Some conditions have already been discussed under the "hypergonadotrophic hypogonadism" section. Boys with mixed gonadal dysgenesis (45,X/46,XY) demonstrate short stature during childhood. This relates to the 45,X cell line and not the androgen deficiency. The severity of the short stature depends on the degree of mosaicism in a similar fashion to girls with Turner syndrome. Other abnormalities of the sex chromosomes in girls include 46,XY pure gonadal dysgenesis, 47,XXX and androgen insensitivity syndrome. Besides being influenced by abnormal sex hormone production or sensitivity in puberty; their growth may also be influenced by other growth-enhancing genes (of unknown nature) of the X- and Y-chromosomes. The Y-chromosomes as well as the supernumerary X-chromosomes in males may be associated with tall stature.


Boys with 47,XYY are of normal size at birth but show an increase in GV from 2 years of age. At the time of pubertal onset the average 47,XYY boy is 7.6 cm taller than controls.

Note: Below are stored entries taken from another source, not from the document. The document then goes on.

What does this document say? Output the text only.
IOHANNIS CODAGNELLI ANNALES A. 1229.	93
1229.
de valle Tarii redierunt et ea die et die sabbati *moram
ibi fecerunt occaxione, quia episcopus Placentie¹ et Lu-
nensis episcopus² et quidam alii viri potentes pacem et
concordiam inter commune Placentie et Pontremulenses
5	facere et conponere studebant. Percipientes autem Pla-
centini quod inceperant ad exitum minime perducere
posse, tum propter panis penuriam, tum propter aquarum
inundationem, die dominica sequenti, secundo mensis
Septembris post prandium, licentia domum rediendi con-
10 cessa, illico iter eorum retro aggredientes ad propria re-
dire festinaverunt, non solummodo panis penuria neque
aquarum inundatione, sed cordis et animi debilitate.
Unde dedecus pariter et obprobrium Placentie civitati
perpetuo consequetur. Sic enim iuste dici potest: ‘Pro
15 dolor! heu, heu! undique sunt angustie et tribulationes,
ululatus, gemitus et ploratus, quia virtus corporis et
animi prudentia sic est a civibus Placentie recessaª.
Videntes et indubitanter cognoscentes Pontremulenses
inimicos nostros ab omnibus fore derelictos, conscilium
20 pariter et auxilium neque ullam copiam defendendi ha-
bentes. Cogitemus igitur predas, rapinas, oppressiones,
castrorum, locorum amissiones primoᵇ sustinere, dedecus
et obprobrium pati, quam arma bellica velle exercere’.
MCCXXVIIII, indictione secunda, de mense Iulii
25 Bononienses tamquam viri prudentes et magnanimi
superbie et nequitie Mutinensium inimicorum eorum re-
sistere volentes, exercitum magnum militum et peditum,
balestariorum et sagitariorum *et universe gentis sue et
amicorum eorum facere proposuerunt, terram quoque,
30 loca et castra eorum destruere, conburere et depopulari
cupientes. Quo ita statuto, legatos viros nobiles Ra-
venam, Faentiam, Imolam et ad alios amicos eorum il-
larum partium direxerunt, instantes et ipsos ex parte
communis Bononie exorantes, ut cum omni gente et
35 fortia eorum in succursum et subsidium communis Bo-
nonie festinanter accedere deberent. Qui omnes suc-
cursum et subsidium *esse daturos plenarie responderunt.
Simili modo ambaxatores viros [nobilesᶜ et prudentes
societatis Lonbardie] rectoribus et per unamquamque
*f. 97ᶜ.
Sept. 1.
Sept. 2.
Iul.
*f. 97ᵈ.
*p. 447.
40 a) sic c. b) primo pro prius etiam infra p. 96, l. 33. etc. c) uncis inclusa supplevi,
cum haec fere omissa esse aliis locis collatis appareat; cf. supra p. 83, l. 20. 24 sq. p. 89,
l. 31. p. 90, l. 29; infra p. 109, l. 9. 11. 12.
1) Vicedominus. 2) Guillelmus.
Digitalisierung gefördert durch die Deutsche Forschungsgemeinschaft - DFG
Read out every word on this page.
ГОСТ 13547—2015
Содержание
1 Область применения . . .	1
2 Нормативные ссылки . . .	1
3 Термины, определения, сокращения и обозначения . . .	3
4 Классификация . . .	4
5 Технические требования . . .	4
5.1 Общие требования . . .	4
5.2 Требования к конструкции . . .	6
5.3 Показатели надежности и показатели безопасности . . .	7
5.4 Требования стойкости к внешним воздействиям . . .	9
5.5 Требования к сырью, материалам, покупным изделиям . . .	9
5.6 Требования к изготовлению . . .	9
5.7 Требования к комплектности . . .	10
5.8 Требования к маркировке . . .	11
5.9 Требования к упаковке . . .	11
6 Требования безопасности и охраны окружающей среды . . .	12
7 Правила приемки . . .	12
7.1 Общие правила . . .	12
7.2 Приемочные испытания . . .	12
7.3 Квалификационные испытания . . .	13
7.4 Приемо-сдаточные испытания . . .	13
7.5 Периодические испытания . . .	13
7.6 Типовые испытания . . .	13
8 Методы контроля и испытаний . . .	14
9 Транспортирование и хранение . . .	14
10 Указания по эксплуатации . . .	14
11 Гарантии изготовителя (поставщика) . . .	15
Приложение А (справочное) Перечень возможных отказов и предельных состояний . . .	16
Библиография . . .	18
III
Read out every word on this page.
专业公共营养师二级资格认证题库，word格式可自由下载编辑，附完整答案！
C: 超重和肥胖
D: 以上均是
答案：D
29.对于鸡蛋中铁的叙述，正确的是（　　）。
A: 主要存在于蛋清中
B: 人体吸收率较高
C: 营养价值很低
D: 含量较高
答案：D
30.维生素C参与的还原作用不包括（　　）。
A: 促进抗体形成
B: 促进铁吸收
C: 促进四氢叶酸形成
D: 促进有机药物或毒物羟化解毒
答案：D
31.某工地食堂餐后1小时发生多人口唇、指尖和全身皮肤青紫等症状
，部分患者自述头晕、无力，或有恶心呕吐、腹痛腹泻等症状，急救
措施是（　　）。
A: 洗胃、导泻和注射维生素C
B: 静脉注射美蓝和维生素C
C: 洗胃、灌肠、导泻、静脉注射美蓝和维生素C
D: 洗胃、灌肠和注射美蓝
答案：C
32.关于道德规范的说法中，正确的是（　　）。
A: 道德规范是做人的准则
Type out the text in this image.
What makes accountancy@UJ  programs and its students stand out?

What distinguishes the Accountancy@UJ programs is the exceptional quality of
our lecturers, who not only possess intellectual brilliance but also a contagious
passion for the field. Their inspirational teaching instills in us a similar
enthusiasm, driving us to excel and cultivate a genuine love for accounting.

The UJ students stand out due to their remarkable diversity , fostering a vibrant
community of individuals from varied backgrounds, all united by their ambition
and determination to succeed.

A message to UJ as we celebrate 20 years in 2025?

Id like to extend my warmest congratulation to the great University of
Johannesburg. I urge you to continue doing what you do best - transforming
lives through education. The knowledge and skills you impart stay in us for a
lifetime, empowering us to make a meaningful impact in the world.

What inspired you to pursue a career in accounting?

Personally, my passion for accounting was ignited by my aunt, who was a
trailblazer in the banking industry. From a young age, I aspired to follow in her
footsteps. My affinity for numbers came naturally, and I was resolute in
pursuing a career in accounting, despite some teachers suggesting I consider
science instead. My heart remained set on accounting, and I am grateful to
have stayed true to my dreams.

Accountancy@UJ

The pubertal growth spurt is also larger and of longer duration resulting in a FH of 188 cm.[131] Girls with extra X-chromosomes do not generally have tall stature.[141,142] Girls who are 47,XXX have a reduced size at birth but demonstrate an increase in GV during mid childhood, akin to 47,XXY boys, owing to greater leg length. Pubertal growth spurt is reported to be of normal magnitude but occurs 6 months later than that of controls and their FH is normal.


46,XY girls with CAIS achieve a FH in between that of normal men and women.[89,143,144] Individuals with CAIS and intact gonads have a normal female pubertal growth spurt despite the lack of androgen action.[89] The FH of published cases of XX gonadal dysgenesis (XXGD) and XY gonadal dysgenesis (XYGD) were compared by Ogata et al.[145] The mean FH of XYGD patients was significantly greater than that of XXGD patients.[145] This lends support to the existence of Y-specific growth genes that promote statural growth independently of the effects of sex steroids.[146] The childhood component of growth is unaffected by early gonadectomy emphasizing the relative lack of importance of sex steroids in the prepubertal phase of normal growth.[147]


In summary, there is ample evidence to suggest that sex steroids, particularly, oestrogen play a vital role in modulating linear growth through the systemic GH-IGF-I axis, as well as, at the level of the growth plate. Clinical disorders of sex steroid synthesis and action lead to an abnormal pattern of growth. An improved understanding of this effect of sex steroids on growth requires a combination of clinical and basic experimental studies.